Майкл Ондатже
Военный свет
Michael Ondaatje
WARLIGHT
© Голышев В., перевод на русский язык, 2019
© Качанова О., перевод на русский язык, 2019
© Издание на русском языке, оформление. ООО «Издательство «Эксмо», 2019
* * *
Эллен Селигмен, Сонни Мета и Лиз Кэлдер Колдер – через годы.
Многие великие битвы ведутся в складках топографических карт.
Часть 1. Полный стол незнакомцев
В 1945 году родители уехали, бросив нас на попечение каких-то двух преступников. Мы жили в Лондоне, на улице под названием Рувини-Гарденс, и однажды утром то ли мать, то ли отец объявили: после завтрака состоится семейный совет; так мы узнали, что они на год уезжают в Сингапур, а нас оставляют. Срок не слишком большой, сказали они, но и не малый. Разумеется, в их отсутствие о нас будут как следует заботиться. Помню, отец сообщил эту новость, сидя в одном из неудобных железных садовых кресел, а мать в летнем платье, у него за плечом, вглядывалась в наши лица. Потом взяла руку Рэчел, моей сестры, и прижала к талии, словно согревая.

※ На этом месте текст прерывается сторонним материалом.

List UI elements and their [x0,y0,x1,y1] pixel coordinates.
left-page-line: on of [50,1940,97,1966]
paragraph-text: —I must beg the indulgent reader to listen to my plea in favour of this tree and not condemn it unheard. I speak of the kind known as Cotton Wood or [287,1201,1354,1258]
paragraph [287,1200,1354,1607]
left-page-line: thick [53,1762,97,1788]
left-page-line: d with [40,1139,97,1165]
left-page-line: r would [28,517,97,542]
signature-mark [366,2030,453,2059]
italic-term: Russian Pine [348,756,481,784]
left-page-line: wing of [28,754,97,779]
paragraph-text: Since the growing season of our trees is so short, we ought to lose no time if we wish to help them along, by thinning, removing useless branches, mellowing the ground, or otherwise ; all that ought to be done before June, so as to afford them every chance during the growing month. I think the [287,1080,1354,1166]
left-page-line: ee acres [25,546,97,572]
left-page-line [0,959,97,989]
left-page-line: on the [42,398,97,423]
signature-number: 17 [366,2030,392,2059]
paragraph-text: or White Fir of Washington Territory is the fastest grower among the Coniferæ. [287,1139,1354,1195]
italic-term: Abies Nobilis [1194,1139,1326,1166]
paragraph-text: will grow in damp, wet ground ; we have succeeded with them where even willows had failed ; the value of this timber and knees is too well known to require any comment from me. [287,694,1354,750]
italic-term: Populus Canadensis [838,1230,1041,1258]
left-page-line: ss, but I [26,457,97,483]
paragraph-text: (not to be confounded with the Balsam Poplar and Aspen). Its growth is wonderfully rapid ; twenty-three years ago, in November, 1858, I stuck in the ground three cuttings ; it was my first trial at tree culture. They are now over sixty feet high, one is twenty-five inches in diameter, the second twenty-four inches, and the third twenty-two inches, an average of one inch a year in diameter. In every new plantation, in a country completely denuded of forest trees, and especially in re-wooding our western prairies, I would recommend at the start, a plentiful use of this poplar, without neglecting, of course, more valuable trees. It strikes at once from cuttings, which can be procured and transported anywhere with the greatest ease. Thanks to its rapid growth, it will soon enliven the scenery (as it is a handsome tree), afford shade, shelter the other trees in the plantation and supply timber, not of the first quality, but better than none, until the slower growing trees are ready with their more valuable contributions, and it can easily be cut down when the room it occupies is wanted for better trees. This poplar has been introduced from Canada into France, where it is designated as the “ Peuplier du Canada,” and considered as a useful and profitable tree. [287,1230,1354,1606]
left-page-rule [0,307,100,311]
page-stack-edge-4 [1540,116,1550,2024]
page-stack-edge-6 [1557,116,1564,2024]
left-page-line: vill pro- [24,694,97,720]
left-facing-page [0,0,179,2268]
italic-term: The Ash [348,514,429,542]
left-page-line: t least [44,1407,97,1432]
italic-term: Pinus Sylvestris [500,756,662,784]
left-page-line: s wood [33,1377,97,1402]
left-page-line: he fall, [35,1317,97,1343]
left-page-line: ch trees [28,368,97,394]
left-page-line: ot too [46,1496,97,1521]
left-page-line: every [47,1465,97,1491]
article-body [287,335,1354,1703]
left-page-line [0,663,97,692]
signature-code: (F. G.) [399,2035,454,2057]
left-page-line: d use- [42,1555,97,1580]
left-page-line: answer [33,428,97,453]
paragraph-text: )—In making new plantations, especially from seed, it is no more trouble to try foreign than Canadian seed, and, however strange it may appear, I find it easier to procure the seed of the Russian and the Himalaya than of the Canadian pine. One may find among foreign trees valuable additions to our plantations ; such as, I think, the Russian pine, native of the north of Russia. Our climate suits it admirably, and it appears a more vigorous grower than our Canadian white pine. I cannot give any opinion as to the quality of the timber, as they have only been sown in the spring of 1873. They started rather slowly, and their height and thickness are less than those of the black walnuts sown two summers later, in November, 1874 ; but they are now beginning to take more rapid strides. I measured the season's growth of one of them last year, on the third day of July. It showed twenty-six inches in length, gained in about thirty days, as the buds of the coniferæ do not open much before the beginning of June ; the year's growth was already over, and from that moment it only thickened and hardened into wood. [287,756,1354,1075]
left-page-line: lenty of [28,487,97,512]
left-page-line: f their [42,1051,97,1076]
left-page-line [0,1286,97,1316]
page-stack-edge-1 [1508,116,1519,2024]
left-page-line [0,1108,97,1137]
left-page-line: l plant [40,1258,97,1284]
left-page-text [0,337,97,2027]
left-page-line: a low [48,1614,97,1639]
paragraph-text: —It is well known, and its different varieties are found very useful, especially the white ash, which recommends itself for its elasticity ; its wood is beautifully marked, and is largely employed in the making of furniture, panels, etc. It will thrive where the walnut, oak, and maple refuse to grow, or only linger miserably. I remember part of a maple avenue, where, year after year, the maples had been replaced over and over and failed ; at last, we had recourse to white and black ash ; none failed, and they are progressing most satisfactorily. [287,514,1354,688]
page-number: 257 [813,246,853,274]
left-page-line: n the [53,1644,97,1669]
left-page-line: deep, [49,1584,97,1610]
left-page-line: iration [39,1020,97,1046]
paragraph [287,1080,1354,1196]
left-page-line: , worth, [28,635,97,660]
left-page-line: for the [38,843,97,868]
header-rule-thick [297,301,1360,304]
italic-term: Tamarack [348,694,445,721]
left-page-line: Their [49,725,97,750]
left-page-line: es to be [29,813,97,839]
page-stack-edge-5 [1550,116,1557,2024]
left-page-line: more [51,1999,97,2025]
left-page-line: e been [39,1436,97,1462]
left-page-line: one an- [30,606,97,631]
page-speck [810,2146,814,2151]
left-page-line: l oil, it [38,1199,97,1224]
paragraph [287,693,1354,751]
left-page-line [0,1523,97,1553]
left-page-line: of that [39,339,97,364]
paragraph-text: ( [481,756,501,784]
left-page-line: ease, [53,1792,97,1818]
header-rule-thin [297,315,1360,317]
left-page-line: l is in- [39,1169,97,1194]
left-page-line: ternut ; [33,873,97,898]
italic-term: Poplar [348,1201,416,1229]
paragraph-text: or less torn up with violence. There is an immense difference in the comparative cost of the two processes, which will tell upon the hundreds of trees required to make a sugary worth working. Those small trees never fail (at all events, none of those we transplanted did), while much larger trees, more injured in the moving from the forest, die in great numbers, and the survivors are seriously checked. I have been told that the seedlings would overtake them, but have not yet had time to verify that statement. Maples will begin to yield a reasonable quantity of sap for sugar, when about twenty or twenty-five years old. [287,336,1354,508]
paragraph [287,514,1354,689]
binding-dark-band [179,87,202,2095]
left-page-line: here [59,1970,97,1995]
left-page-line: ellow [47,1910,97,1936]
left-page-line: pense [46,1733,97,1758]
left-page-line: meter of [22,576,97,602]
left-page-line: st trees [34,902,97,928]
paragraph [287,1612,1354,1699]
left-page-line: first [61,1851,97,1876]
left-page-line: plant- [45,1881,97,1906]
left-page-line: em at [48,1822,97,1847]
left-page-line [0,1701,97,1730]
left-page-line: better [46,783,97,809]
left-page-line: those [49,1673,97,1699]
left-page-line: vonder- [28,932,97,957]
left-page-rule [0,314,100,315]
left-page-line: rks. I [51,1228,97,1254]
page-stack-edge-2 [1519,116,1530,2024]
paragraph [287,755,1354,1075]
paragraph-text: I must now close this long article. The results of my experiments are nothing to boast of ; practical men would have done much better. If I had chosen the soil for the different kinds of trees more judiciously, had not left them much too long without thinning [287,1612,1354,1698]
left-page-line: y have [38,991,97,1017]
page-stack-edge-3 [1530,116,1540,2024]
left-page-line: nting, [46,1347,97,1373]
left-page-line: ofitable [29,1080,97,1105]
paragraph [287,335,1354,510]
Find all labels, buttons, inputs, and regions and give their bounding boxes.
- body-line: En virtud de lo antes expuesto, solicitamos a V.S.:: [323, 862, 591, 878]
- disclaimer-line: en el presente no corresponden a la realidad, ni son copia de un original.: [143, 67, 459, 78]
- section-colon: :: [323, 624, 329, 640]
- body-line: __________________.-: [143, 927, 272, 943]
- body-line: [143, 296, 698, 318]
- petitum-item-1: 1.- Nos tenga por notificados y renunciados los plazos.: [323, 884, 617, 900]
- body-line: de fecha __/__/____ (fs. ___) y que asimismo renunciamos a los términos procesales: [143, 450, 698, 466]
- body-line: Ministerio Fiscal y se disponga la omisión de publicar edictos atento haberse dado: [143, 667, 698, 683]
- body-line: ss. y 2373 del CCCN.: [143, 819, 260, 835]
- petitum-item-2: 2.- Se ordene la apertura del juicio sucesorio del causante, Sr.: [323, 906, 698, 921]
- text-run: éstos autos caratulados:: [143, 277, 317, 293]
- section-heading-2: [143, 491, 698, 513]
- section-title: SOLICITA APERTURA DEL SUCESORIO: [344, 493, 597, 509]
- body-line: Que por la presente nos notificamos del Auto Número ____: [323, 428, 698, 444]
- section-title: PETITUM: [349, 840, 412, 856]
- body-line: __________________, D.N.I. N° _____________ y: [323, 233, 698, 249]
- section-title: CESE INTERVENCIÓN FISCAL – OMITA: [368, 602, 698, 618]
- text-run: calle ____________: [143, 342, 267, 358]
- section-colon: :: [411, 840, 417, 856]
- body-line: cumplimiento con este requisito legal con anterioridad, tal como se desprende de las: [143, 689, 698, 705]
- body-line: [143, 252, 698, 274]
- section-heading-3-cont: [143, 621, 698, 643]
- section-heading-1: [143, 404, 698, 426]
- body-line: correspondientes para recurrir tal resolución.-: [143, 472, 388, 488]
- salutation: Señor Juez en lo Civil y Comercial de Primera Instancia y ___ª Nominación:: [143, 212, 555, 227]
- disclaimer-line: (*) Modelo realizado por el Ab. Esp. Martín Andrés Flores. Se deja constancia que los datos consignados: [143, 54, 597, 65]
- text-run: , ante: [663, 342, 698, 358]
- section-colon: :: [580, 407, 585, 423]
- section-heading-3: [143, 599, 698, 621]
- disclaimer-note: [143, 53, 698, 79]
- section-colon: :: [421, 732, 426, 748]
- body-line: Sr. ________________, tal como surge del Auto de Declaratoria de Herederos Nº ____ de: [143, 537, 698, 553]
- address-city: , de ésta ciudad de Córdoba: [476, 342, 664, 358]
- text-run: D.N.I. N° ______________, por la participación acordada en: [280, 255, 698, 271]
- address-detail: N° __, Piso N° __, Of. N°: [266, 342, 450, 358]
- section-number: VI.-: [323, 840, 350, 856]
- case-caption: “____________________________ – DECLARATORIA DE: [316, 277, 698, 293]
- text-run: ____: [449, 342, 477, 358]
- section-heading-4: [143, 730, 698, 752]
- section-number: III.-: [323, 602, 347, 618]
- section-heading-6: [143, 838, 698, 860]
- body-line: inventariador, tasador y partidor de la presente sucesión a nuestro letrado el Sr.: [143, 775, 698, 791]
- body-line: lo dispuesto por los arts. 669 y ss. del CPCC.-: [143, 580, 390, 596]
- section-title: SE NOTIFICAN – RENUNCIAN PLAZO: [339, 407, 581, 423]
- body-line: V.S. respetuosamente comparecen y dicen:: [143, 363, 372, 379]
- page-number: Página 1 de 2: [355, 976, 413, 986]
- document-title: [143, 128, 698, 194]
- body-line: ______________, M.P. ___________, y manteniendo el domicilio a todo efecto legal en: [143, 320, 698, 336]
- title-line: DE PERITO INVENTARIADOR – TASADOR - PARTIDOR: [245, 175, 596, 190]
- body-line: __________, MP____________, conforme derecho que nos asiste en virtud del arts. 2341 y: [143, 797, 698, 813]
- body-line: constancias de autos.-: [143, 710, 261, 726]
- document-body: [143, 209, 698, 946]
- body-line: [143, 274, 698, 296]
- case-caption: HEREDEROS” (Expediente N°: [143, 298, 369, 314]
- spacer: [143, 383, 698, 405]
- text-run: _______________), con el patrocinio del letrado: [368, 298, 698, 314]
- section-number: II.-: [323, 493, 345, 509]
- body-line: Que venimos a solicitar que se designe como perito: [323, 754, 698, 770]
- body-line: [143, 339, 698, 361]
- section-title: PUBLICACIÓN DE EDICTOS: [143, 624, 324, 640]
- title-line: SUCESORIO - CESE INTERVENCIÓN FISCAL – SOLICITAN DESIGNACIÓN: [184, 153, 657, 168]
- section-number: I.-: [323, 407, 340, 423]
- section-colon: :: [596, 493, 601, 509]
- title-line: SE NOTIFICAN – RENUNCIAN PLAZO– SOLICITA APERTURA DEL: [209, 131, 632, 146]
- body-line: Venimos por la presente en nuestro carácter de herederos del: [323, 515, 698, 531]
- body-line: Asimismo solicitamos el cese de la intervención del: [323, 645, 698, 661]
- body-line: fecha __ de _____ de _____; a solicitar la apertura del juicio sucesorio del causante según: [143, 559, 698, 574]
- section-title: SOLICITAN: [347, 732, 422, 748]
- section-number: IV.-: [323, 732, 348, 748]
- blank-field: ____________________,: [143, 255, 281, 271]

Ни Рэчел, ни я не произнесли ни слова. Лишь смотрели в лицо отцу, который живописал, как они полетят на новом «Авро Тюдоре 1» – создан на базе бомбардировщика «Ланкастер», крейсерская скорость свыше трехсот миль в час. По пути придется минимум дважды приземлиться, пересесть на другой самолет, и тогда только они доберутся до места. Как выяснилось, отец получил повышение и теперь возглавит представительство «Юнилевер» в Азии. Что хорошо для всех нас. Он говорил серьезно, а мать вдруг отвернулась и посмотрела на свой августовский сад. Когда отец умолк, она, видя мою растерянность, подошла и рукой, как гребнем, провела по моим волосам.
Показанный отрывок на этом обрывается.